From the Principal

Dealing with Change

I hope that the parents in our School community enjoyed their time in school. One of the reasons for that is that I know that when parents have a positive approach to education and value it, this is one of the prime movers in a child enjoying school and doing well.

Parental memories of their schooling can also be an issue that must be confronted by schools who seek to respond to the challenges our students do and will face.

A number of years ago when this school and I were younger, I hosted a Headmaster from a prestigious and venerable Queensland school to a tour and lunch.

Despite our relatively young age and our relatively low fees he was amazed at the success of the educational approaches we were taking in our quest to make St Columba the best regional school in New South Wales.

He observed that, with a strong Old Boys and Old Girls Union presence on his school council, it was always difficult to make changes: “If a change alters what they remember of their time at the school back in ‘66, they don’t want to know about it!”

Even in a young school like ours this can be an issue.

Since our parents left school, laws governing education, regulations, syllabii, reporting processes, digital technologies and post school careers have all changed markedly. And there is more to come.

Then and Now – Ways schools have changed.

  • Today we refer not to the lesson objective but the learning intention and the focus is placed on providing opportunities for students to move beyond knowing and doing to understanding; understanding not only the information, but more importantly the concept. Acquiring conceptual understanding provides a strong foundation for their future learning and life experiences.
  • In modern terminology, the classroom has been ‘flipped’. ‘Back in the day’ the teacher talked for approximately 80% of the lesson and the students worked for 20%. Today the teacher ‘hopefully’ holds the floor for 20%, allowing students 80% of the time to be engaged in their learning by doing.
  • The passive learner sits, listens, answers the teacher’s questions and does as told – this is typical of the learner ‘back then’. Today the active learner not only answers questions but also learns to pose open, fertile questions that will lead to in-depth investigations.
  • Today we focus on repairing relationships and harm through an inclusive practice that includes everyone involved.
  • We’ve gone from the slate, to the inkwell, exercise book, pen, personal computer, laptop, iPad and even to the mobile phone. The classroom therefore is no longer the bastion of learning. Just as the ‘Flipped Classroom’ has changed the relationship dynamics within the classroom, so too has it changed its location.
  • Digital technologies today allow the teacher to reach out beyond their space in the school to be present in the student’s home etc. A lesson taught, recorded and uploaded can be revisited as often as needed. This gives students the opportunity to learn something they may have missed or not understood the first time.
  • Once upon a time the resources available for teaching and learning consisted of books, blackboards, blocks and other basics. Today the list of resources is endless and exciting, and their use is as divergent as one’s imagination. The digital classroom, the robotic classroom are not concepts of the future … they are here today and will only grow in application as the technology itself becomes more readily available and sophisticated.

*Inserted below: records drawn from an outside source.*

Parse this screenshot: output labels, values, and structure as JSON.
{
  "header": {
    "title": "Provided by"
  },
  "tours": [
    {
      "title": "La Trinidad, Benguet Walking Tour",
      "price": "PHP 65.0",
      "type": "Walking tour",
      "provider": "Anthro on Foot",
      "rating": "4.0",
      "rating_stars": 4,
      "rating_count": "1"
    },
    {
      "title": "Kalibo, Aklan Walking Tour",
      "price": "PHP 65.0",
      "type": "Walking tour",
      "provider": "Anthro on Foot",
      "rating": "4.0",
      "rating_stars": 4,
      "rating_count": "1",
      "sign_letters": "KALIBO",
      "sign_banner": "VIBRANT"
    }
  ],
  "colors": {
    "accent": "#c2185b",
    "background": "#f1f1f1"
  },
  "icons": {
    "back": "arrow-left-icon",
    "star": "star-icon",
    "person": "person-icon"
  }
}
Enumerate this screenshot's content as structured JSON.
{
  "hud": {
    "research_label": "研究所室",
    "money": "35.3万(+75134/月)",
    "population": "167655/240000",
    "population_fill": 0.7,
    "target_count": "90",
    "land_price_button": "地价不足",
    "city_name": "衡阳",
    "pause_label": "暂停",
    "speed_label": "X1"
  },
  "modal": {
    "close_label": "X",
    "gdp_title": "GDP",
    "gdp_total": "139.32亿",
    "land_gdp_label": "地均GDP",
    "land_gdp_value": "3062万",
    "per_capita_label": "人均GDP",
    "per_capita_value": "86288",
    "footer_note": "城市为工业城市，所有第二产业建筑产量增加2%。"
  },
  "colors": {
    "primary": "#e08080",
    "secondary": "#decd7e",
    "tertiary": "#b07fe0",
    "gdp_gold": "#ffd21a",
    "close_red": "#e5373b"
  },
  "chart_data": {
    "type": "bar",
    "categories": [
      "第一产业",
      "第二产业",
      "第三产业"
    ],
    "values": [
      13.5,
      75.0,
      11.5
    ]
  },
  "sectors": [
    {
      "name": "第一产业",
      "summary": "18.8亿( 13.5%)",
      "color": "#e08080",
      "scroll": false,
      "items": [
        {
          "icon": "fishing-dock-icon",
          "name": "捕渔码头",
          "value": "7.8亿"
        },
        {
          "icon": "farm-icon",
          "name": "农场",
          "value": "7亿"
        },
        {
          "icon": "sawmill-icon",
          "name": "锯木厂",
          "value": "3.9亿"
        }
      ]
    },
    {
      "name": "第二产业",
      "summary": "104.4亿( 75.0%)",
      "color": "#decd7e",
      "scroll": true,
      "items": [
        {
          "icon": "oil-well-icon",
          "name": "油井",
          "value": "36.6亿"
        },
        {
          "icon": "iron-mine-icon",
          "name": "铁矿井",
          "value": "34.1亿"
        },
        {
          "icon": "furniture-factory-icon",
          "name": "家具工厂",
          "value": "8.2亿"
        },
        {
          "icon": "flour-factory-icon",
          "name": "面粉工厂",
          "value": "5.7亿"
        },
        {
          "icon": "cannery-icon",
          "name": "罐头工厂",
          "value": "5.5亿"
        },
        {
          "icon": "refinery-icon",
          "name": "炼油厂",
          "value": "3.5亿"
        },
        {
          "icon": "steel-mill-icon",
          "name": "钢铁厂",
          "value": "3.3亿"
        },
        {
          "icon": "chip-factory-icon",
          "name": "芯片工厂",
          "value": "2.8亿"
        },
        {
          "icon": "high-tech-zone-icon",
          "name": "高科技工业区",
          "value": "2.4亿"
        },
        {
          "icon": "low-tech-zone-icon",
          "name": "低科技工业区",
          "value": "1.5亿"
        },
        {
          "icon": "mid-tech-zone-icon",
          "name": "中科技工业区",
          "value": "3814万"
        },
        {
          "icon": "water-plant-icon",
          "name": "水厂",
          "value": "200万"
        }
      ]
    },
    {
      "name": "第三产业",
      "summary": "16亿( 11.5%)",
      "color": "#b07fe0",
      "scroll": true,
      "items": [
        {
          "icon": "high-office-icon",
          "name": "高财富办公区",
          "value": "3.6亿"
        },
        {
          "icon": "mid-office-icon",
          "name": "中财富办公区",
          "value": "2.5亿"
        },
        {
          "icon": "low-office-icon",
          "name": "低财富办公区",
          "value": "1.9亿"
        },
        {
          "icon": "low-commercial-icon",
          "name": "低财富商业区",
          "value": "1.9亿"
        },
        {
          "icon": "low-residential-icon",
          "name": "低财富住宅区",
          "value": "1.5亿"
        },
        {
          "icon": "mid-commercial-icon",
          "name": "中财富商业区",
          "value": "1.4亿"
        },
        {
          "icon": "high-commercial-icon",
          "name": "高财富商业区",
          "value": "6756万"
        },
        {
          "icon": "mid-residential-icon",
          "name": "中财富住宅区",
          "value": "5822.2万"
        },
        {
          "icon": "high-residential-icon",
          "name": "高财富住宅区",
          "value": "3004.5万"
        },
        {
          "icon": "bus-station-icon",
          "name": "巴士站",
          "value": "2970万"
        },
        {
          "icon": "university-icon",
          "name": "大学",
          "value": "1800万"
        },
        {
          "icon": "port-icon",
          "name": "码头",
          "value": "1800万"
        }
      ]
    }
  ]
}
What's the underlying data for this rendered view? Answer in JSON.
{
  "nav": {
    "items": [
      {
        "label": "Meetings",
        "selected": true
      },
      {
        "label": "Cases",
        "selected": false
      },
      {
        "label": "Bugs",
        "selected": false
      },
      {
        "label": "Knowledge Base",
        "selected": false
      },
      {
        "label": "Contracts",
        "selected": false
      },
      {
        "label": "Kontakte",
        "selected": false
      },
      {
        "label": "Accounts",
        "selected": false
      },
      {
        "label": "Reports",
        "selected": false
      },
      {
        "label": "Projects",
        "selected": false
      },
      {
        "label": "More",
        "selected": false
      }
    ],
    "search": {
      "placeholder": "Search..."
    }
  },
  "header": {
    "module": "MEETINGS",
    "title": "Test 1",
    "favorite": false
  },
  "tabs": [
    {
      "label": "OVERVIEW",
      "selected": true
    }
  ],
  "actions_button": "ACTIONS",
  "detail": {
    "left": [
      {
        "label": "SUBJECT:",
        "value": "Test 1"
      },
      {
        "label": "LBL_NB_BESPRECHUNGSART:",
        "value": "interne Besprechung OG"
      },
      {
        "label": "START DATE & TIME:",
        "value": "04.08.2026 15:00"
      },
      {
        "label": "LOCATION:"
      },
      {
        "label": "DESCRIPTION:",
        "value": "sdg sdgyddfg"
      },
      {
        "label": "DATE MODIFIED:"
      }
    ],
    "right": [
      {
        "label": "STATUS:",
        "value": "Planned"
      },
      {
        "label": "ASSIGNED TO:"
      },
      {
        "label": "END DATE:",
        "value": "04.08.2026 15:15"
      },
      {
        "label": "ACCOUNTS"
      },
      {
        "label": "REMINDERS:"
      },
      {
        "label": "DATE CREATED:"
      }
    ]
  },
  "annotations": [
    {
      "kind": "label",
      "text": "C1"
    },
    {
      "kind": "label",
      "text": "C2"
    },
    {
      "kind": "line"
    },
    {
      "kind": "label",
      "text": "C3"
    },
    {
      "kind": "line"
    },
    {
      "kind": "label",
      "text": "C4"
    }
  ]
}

Our duty, if we are to stay the best school we can be, is to provide our students with a relevant, engaging, future-focussed education.

This is Our Response:

  • We know that the successful people in today’s world are lifelong learners. They have an attitude that says graduation is only a step not an end point.
  • We have identified what all the world’s top thinkers agree are the capabilities and capacities of those who will succeed in the future.
  • Looking for the best schools in the world for our inspiration.
  • Looking at teaching and assessment systems that better reflect the current and future state of play at university and in the workplace.
  • Using educational data to ensure that our foundations are strong (literacy and numeracy).
  • Developing systems of teaching and assessment that enables and empowers our students as they step out into the real world.
  • Having our students spend less time on copying from the board or textbook or on tests, and more time linking their learning to their current and future worlds.
  • Investigating how portfolios rather than examination papers will tell us how far and how fast each student has learnt.
  • Using projects rather than class tests, so that their school learning reflects and prepares them for their future.

This can be concerning to parents who find what their children are doing is very different to their experience at school.

It is normal that something this different may cause you to ask why we are doing what we are doing, and how it will benefit your child.

GOOD!

We want you to be an active part of your child’s learning journey at St Columba.

We look forward to showing you why we have chosen the path we are on.

We know it will work because we let others make mistakes, make mis-steps and we take the good bits and bring them to our students.